That Nashville Sound (System)
My introduction to singing for professional baseball came with the Nashville Sounds, our minor league team with a long history of AA and AAA affiliations. At present they are the AAA Brewers holding down 1st place in the American Southern division of the Pacific Coast League.
In recent years the Sounds have held a one-day tryout for everyone interested in singing at a ball game. When I called the front office in mid-season in the late 1990s, they invited me to come out to Greer Stadium one afternoon to audition. Linda and I drove to the park early in the week. It was a day off for the team, so there were very few people around. I stood in the stands behind home plate, held a cordless mic, blew a D on my pitch pipe and sang.
At that time in Greer Stadium’s history, the park had only one set of speakers. Rising above the centerfield wall, six loud speakers pointing in different angles roughly towards the infield were affixed to a forty-foot pole nearly 400 feet away.
As I sang the Anthem in the audition, the speaker volume seemed about right for an empty stadium. There might have been a slight delay from what I sang into the mic and what I heard from the speakers, but it didn’t seem too bad.

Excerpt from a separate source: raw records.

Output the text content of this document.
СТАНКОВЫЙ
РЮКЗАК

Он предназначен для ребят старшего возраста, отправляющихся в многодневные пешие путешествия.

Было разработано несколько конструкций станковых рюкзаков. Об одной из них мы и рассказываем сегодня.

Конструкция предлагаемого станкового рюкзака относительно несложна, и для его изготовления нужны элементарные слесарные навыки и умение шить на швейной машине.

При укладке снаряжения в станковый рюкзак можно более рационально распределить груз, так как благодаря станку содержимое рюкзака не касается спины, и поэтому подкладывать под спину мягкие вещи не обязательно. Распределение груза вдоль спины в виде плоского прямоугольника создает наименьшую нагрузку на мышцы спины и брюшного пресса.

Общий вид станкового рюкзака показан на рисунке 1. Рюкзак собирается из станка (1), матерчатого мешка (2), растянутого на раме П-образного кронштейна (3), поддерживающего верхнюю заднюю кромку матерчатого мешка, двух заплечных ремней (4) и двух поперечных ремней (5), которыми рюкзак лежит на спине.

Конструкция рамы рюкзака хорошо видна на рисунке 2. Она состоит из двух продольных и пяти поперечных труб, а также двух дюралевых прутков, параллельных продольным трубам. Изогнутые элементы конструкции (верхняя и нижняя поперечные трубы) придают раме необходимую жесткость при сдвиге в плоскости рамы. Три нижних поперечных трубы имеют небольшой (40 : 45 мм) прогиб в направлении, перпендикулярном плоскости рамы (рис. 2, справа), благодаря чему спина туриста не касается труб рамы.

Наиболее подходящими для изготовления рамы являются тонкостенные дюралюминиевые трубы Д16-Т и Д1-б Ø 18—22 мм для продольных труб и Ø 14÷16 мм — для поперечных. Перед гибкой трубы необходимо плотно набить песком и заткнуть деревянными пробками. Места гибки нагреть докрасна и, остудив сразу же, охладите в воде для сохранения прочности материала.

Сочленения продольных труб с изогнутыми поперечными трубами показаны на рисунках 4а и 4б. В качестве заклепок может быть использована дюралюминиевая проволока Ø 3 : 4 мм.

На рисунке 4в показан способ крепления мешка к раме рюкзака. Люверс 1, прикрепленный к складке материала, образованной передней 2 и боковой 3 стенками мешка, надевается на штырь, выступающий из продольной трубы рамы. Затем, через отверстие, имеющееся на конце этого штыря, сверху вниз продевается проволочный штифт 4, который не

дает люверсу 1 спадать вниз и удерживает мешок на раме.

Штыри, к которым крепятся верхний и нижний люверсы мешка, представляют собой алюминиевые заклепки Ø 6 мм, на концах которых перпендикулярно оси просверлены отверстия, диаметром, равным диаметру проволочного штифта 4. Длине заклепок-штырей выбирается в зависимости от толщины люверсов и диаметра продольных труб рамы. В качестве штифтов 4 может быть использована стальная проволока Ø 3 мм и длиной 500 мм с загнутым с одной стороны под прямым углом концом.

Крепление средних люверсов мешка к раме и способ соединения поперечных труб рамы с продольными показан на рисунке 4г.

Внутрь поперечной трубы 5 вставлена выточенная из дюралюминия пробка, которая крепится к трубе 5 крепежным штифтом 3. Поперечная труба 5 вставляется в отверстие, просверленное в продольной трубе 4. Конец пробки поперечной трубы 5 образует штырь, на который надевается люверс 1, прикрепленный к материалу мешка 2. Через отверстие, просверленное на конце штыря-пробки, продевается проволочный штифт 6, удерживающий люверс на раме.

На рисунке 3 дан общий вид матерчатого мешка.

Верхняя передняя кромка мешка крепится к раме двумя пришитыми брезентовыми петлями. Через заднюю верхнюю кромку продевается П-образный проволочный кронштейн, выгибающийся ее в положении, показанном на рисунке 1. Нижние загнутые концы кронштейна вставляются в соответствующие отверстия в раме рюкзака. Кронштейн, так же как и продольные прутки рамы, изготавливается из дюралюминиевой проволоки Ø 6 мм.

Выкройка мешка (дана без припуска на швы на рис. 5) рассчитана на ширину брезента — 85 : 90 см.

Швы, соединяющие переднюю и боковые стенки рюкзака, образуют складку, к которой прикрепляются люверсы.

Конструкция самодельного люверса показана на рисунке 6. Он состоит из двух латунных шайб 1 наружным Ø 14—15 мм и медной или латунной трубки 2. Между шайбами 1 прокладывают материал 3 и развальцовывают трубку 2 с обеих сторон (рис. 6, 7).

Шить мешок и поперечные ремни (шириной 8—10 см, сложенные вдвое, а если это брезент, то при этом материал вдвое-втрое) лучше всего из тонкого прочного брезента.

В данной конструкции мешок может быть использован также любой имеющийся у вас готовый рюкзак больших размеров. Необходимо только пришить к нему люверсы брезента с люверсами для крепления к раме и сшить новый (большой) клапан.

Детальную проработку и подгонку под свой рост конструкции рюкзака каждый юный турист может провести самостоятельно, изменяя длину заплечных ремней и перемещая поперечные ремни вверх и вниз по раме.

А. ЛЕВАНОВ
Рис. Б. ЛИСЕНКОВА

The Sounds liked my audition and asked me to sing at a home game in about three weeks. I said great and we went home.
Two days later, the Sounds called and said they had a cancellation for this Saturday night’s game versus the Albuquerque Isotopes. Could I possibly fill in? “Sure!” I said enthusiastically. We made our family plans for the game.

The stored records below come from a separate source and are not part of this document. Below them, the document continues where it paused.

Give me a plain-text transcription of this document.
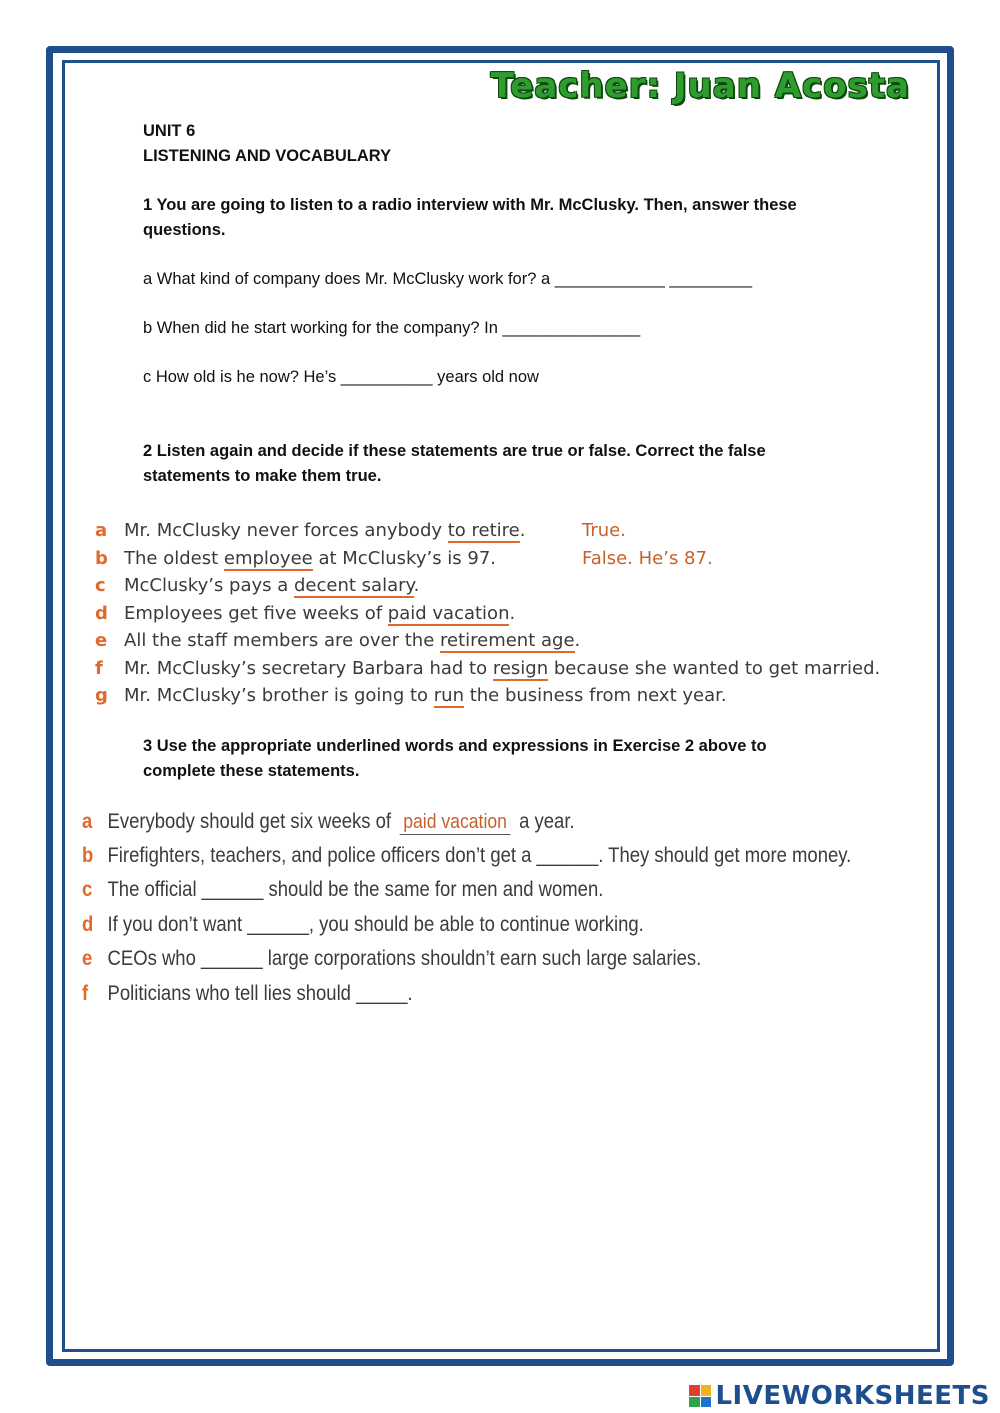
Teacher: Juan Acosta
UNIT 6
LISTENING AND VOCABULARY
1 You are going to listen to a radio interview with Mr. McClusky. Then, answer these
questions.
a What kind of company does Mr. McClusky work for? a ____________ _________
b When did he start working for the company? In _______________
c How old is he now? He’s __________ years old now
2 Listen again and decide if these statements are true or false. Correct the false
statements to make them true.
a Mr. McClusky never forces anybody to retire.	True.
b The oldest employee at McClusky’s is 97.	False. He’s 87.
c McClusky’s pays a decent salary.
d Employees get five weeks of paid vacation.
e All the staff members are over the retirement age.
f Mr. McClusky’s secretary Barbara had to resign because she wanted to get married.
g Mr. McClusky’s brother is going to run the business from next year.
3 Use the appropriate underlined words and expressions in Exercise 2 above to
complete these statements.
a Everybody should get six weeks of paid vacation a year.
b Firefighters, teachers, and police officers don’t get a ______. They should get more money.
c The official ______ should be the same for men and women.
d If you don’t want ______, you should be able to continue working.
e CEOs who ______ large corporations shouldn’t earn such large salaries.
f Politicians who tell lies should _____.
LIVEWORKSHEETS
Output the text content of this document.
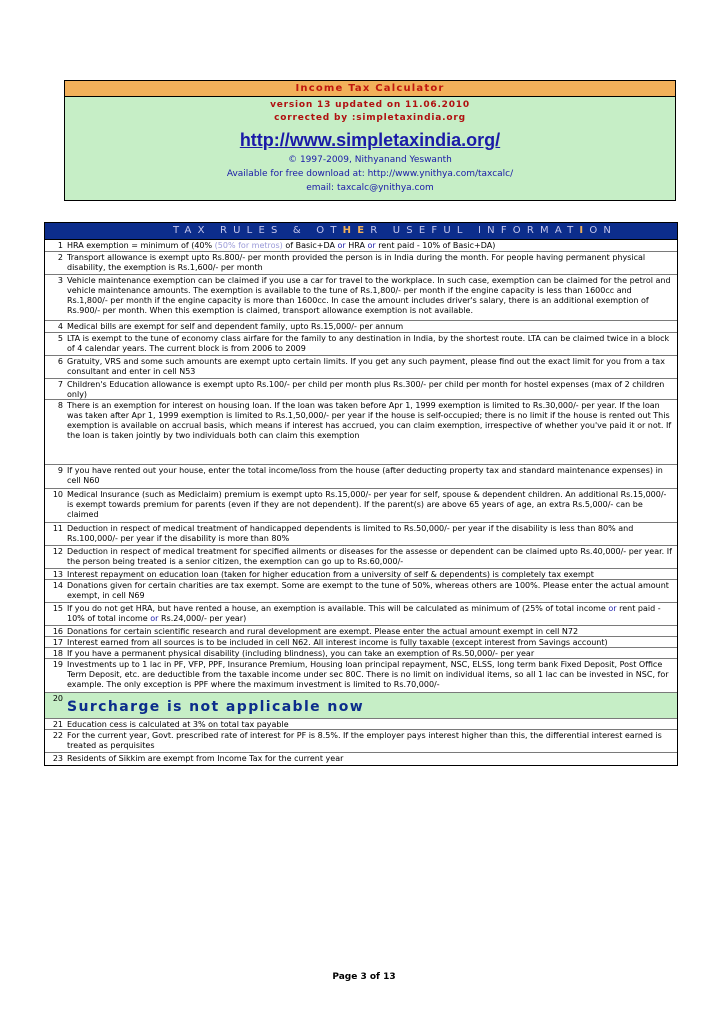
Income Tax Calculator
version 13 updated on 11.06.2010
corrected by :simpletaxindia.org
http://www.simpletaxindia.org/
© 1997-2009, Nithyanand Yeswanth
Available for free download at: http://www.ynithya.com/taxcalc/
email: taxcalc@ynithya.com
TAX RULES & OTHER USEFUL INFORMATION
1 HRA exemption = minimum of (40% (50% for metros) of Basic+DA or HRA or rent paid - 10% of Basic+DA)
2 Transport allowance is exempt upto Rs.800/- per month provided the person is in India during the month. For people having permanent physical disability, the exemption is Rs.1,600/- per month
3 Vehicle maintenance exemption can be claimed if you use a car for travel to the workplace. In such case, exemption can be claimed for the petrol and vehicle maintenance amounts. The exemption is available to the tune of Rs.1,800/- per month if the engine capacity is less than 1600cc and Rs.1,800/- per month if the engine capacity is more than 1600cc. In case the amount includes driver's salary, there is an additional exemption of Rs.900/- per month. When this exemption is claimed, transport allowance exemption is not available.
4 Medical bills are exempt for self and dependent family, upto Rs.15,000/- per annum
5 LTA is exempt to the tune of economy class airfare for the family to any destination in India, by the shortest route. LTA can be claimed twice in a block of 4 calendar years. The current block is from 2006 to 2009
6 Gratuity, VRS and some such amounts are exempt upto certain limits. If you get any such payment, please find out the exact limit for you from a tax consultant and enter in cell N53
7 Children's Education allowance is exempt upto Rs.100/- per child per month plus Rs.300/- per child per month for hostel expenses (max of 2 children only)
8 There is an exemption for interest on housing loan. If the loan was taken before Apr 1, 1999 exemption is limited to Rs.30,000/- per year. If the loan was taken after Apr 1, 1999 exemption is limited to Rs.1,50,000/- per year if the house is self-occupied; there is no limit if the house is rented out This exemption is available on accrual basis, which means if interest has accrued, you can claim exemption, irrespective of whether you've paid it or not. If the loan is taken jointly by two individuals both can claim this exemption
9 If you have rented out your house, enter the total income/loss from the house (after deducting property tax and standard maintenance expenses) in cell N60
10 Medical Insurance (such as Mediclaim) premium is exempt upto Rs.15,000/- per year for self, spouse & dependent children. An additional Rs.15,000/- is exempt towards premium for parents (even if they are not dependent). If the parent(s) are above 65 years of age, an extra Rs.5,000/- can be claimed
11 Deduction in respect of medical treatment of handicapped dependents is limited to Rs.50,000/- per year if the disability is less than 80% and Rs.100,000/- per year if the disability is more than 80%
12 Deduction in respect of medical treatment for specified ailments or diseases for the assesse or dependent can be claimed upto Rs.40,000/- per year. If the person being treated is a senior citizen, the exemption can go up to Rs.60,000/-
13 Interest repayment on education loan (taken for higher education from a university of self & dependents) is completely tax exempt
14 Donations given for certain charities are tax exempt. Some are exempt to the tune of 50%, whereas others are 100%. Please enter the actual amount exempt, in cell N69
15 If you do not get HRA, but have rented a house, an exemption is available. This will be calculated as minimum of (25% of total income or rent paid - 10% of total income or Rs.24,000/- per year)
16 Donations for certain scientific research and rural development are exempt. Please enter the actual amount exempt in cell N72
17 Interest earned from all sources is to be included in cell N62. All interest income is fully taxable (except interest from Savings account)
18 If you have a permanent physical disability (including blindness), you can take an exemption of Rs.50,000/- per year
19 Investments up to 1 lac in PF, VFP, PPF, Insurance Premium, Housing loan principal repayment, NSC, ELSS, long term bank Fixed Deposit, Post Office Term Deposit, etc. are deductible from the taxable income under sec 80C. There is no limit on individual items, so all 1 lac can be invested in NSC, for example. The only exception is PPF where the maximum investment is limited to Rs.70,000/-
20
Surcharge is not applicable now
21 Education cess is calculated at 3% on total tax payable
22 For the current year, Govt. prescribed rate of interest for PF is 8.5%. If the employer pays interest higher than this, the differential interest earned is treated as perquisites
23 Residents of Sikkim are exempt from Income Tax for the current year
Page 3 of 13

We arrived at the park about 45 minutes before game time and I made sure the Anthem coordinator knew I was in the park. “Meet me at that gate by the dugout at 6:45,” he said as he pointed at the third base side of the field. We all took our seats and I watched the clock as thousands of fans poured into the stadium.
I was nervous sitting there, waiting for performance time. I could write that “Butterflies were floating in my stomach,” but that’s a rather polite and genteel way to state that “the anxiety I felt was churning up gastric acids in my intestines” and I hoped I would not be sick. I got up from my seat and told Linda I was going to warm up on the concourse, which I did, but it was also easier to walk around than sitting and waiting.

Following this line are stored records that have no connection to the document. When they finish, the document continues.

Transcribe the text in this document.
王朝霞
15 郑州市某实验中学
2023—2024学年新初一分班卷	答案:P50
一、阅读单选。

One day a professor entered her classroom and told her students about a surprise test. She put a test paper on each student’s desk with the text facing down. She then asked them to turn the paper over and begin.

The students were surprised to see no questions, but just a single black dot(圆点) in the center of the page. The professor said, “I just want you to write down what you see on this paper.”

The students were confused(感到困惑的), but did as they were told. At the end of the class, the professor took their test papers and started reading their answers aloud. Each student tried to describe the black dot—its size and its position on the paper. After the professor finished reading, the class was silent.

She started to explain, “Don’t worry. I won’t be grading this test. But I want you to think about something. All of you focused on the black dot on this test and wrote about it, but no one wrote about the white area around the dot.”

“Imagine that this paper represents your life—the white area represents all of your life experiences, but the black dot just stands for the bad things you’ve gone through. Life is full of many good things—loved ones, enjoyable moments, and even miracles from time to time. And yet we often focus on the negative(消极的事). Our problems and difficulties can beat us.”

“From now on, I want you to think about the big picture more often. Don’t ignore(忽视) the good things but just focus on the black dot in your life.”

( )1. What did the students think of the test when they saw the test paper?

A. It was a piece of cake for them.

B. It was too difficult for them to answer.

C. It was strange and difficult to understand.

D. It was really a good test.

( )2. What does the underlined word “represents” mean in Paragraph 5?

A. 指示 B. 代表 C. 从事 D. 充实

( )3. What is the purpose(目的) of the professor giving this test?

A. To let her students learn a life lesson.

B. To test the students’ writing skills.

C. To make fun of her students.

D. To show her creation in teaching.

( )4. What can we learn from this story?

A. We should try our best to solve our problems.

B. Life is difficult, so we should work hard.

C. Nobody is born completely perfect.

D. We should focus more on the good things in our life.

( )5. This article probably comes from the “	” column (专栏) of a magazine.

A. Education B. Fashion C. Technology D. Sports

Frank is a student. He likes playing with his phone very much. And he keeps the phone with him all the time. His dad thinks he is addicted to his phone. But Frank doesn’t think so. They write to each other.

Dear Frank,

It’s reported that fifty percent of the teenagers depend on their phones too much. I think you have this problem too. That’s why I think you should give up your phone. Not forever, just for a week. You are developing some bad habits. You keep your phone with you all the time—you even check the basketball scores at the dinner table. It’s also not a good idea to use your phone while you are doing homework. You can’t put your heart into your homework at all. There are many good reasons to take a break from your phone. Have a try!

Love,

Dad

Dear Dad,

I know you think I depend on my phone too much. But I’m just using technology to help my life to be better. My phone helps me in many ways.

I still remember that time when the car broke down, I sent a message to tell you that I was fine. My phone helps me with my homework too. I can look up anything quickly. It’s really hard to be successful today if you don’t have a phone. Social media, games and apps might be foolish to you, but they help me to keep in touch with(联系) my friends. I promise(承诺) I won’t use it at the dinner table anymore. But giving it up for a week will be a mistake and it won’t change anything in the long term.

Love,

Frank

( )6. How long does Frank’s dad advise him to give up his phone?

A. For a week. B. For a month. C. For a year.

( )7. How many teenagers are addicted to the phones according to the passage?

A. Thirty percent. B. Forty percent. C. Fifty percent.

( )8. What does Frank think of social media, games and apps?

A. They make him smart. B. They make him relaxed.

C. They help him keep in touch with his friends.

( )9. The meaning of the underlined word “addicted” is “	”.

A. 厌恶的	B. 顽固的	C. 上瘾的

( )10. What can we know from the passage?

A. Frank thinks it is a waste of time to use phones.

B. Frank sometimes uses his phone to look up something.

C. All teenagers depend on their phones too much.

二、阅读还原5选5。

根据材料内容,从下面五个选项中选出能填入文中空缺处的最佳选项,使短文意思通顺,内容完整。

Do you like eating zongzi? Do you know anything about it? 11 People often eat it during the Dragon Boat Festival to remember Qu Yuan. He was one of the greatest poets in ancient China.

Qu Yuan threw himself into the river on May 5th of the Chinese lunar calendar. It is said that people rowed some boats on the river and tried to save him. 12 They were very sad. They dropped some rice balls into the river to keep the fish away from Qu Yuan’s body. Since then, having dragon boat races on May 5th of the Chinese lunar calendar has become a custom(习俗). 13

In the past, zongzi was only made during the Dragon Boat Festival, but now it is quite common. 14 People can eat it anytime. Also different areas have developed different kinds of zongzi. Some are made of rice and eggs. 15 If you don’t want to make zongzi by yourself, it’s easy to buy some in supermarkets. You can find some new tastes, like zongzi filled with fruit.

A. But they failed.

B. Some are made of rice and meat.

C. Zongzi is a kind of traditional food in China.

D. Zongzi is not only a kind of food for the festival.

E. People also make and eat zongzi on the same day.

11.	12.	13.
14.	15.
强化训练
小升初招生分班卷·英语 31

When it was time, I walked through the gate to a spot behind home plate. We waited as the umpires met with the two managers and received their lineups. The coordinator handed me the cordless mic, already turned on. The Public Address announcer then invited everyone to “please stand, remove your caps and join Chris Fenoglio in the singing of our National Anthem.”
I had been humming my starting note for a minute, so I raised the microphone, looked towards the American flag in centerfield and started singing. Then I heard “Oh Oh say say, can can you you see see…”
The subtle delay I heard at the audition in the empty park was now magnified tremendously. With more than 12,000 fans packed into the Stadium on a Saturday night, the Sounds had turned up the speaker volume A LOT! All I could hear was my own voice, singing the words I had sung a second ago! It was quite disorienting.
So, I slowed down. I sang carefully as I concentrated on what words I was currently singing (all from memory, there were no sing-along lyrics on the scoreboard). I even cupped my left hand over my ear so that the sound from my mouth would echo there and help me block out the loud sounds from centerfield.
By the middle of the song, I had gotten my bearings and started to put more meaning into the lyrics. To me, the most important phrase of the song is “gave proof through the night that our flag was still there.” I always try to emphasize those words, for the image of a tattered, battle-weary flag still standing illustrates the courageous spirit of Americans, even in difficult times.
I got to the end and held out “land of the free” for a few seconds, letting the echo meld with my voice for a strong, rising note, before finishing the Anthem with a solid ending.
As I walked back to the third base gate, a couple of the Sounds players held up their hands for a fist-bump (or were they high-fives back then? I forget). Anyway, what a relief it was to get through the song despite the sound delay.
Linda noted how slow it was at the beginning and I explained what I was hearing. “Well, it sounded good,” she said. I smiled and waved for the beer man.
CF
2014 is the last year for Greer Stadium and its sound system, though the centerfield speakers were later replaced with speakers around home plate. A new ballpark is under construction at Sulpher Dell near downtown Nashville.